XML

Word

Printable

JSON

Details

Type: New Feature
Status: Resolved
Priority: Major
Resolution: Fixed
Affects Version/s: 2.4
Fix Version/s: 2.5
Component/s: sql
Labels:
- iep-1

Description

Inspired by Postgres [1]

Common use case - bulk data load through JDBC/ODBC interface. Currently it is only possible to execute single commands one by one. We already can batch them to improve performance, but there is still big room for improvement.

We should think of a completely new command - COPY. It will accept a file (or input stream in general case) on the client side, then transfer data to the cluster, and then execute update inside the cluster, e.g. through streamer.

First of all we need to create quick and dirty prototype to assess potential performance improvement. It speedup is confirmed, we should build base implementation which will accept only files. But at the same time we should understand how it will evolve in future: multiple file formats (probably including Hadoop formarts, e.g. Parquet), escape characters, input streams, etc..

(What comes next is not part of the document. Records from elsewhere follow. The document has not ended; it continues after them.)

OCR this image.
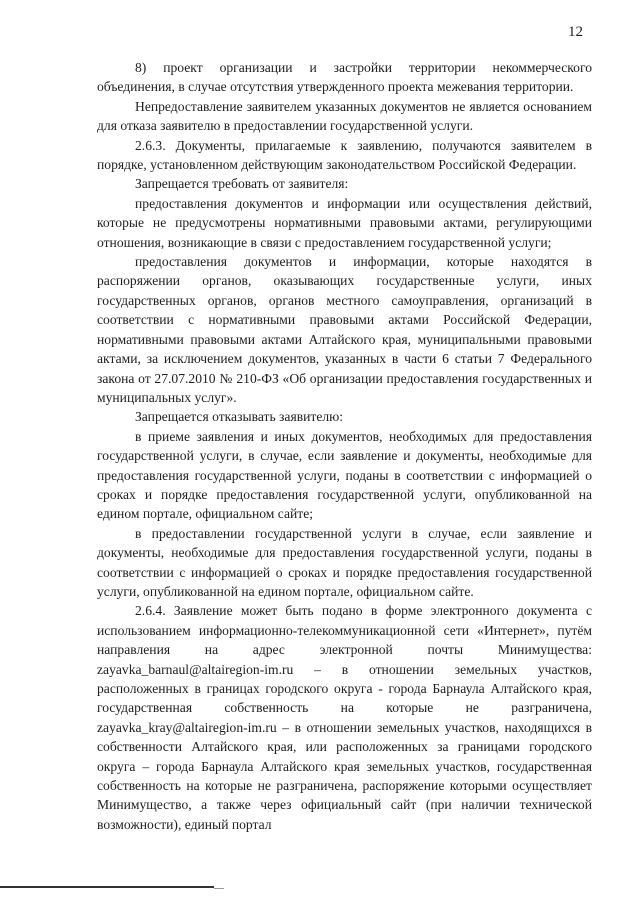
12

8) проект организации и застройки территории некоммерческого объединения, в случае отсутствия утвержденного проекта межевания территории.

Непредоставление заявителем указанных документов не является основанием для отказа заявителю в предоставлении государственной услуги.

2.6.3. Документы, прилагаемые к заявлению, получаются заявителем в порядке, установленном действующим законодательством Российской Федерации.

Запрещается требовать от заявителя:

предоставления документов и информации или осуществления действий, которые не предусмотрены нормативными правовыми актами, регулирующими отношения, возникающие в связи с предоставлением государственной услуги;

предоставления документов и информации, которые находятся в распоряжении органов, оказывающих государственные услуги, иных государственных органов, органов местного самоуправления, организаций в соответствии с нормативными правовыми актами Российской Федерации, нормативными правовыми актами Алтайского края, муниципальными правовыми актами, за исключением документов, указанных в части 6 статьи 7 Федерального закона от 27.07.2010 № 210-ФЗ «Об организации предоставления государственных и муниципальных услуг».

Запрещается отказывать заявителю:

в приеме заявления и иных документов, необходимых для предоставления государственной услуги, в случае, если заявление и документы, необходимые для предоставления государственной услуги, поданы в соответствии с информацией о сроках и порядке предоставления государственной услуги, опубликованной на едином портале, официальном сайте;

в предоставлении государственной услуги в случае, если заявление и документы, необходимые для предоставления государственной услуги, поданы в соответствии с информацией о сроках и порядке предоставления государственной услуги, опубликованной на едином портале, официальном сайте.

2.6.4. Заявление может быть подано в форме электронного документа с использованием информационно-телекоммуникационной сети «Интернет», путём направления на адрес электронной почты Минимущества: zayavka_barnaul@altairegion-im.ru – в отношении земельных участков, расположенных в границах городского округа - города Барнаула Алтайского края, государственная собственность на которые не разграничена, zayavka_kray@altairegion-im.ru – в отношении земельных участков, находящихся в собственности Алтайского края, или расположенных за границами городского округа – города Барнаула Алтайского края земельных участков, государственная собственность на которые не разграничена, распоряжение которыми осуществляет Минимущество, а также через официальный сайт (при наличии технической возможности), единый портал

[1] https://www.postgresql.org/docs/9.6/static/sql-copy.html

Proposed syntax

Curent implementation:

COPY 
    FROM "file.name"
    INTO <schema>.<table>
    [(col-name, ...)]
    FORMAT <format-name>     -- Only CSV format is supported in the current release
    [BATCH_SIZE <batch-size-in-bytes>]

We may want to gradually add features to this command in future to have something like this:

COPY
    FROM "file.name"[CHARSET "<charset-name>"]
    INTO <schema>.<table> [CREATE [IF NOT EXISTS]]
    [(col-name [<data-type>] [NULLABLE] [ESCAPES], ...) [MATCH HEADER]]
    FORMAT (csv|tsv|...)

-- CSV format options:
    [FIELDSEP='column-separators-regexp']
    [LINESEP='row-separators-regexp']
    [QUOTE='quote-chars']
    [ESCAPE='escape-char']
    [NULL='null-sequence']
    [COMMENT='single-line-comment-start-char']
    [TRIM_LINES]
    [IMPORT_EMPTY_LINES]
    [CHARSET "<charset-name>"]

    [ROWS <first>-<last>]
--or--
    [SKIP ROWS <num>] [MAX ROWS <num>]

    [COLS <first>-<last>]
--or--
    [SKIP COLS <num>] [MAX COLS <num>]

    [(MATCH | SKIP) HEADER]
    [(REPLACE|IGNORE|ABORT ON [<max-error-number>])) DUPLICATE KEYS]
    [BATCH SIZE (<num> ROWS | <num>[K|M|G|T|P])]
    [COMPRESS "codec-name" [codec options]]
    [LOCK (TABLE|ROWS)]
    [NOLOGGING]
    [BACKEND (DIRECT | STREAMER)]

Implementation decisions and notes

Parsing

We support CSV format described in RFC 4180.
Custom row and column separators, quoting characters are currently hardcoded
Escape sequences, line comment characters are currently not supported
We may want to support fixed-length formats (via format descriptors) in future
We may want to strip comments from lines (for example, starting with '#')
We may want to allow user to either ignore empty lines or treat them as a special case of record having all default values
We may allow user to enable whitespace trimming from beginning and end of a line
We may want to allow user to specify error handling strategy: e.g., only one quote character is present or escape sequence is invalid.

File handling

File character set to be supported in future
Skipped/imported row number (or first/last line or skip header option), skipped/imported column number (or first/last column): to be supported in future
Line start pattern (as in MySQL): no support planned
We currently support only client-side import. No server-side file import.
We may want to support client-side stdin import in future.
We do not handle importing multiple files from single command
We don't benefit from any kind of pre-sorting pre-partitioning data on client side.
We don't include any any metadata, such as line number from client side.

Transferring data

We send file data via batches. In future we will support batch size (specified with rows per batch or data block size
per batch).
We may want to implement data compression in future.
We connect to single node in JDBC driver (no multi-node connections).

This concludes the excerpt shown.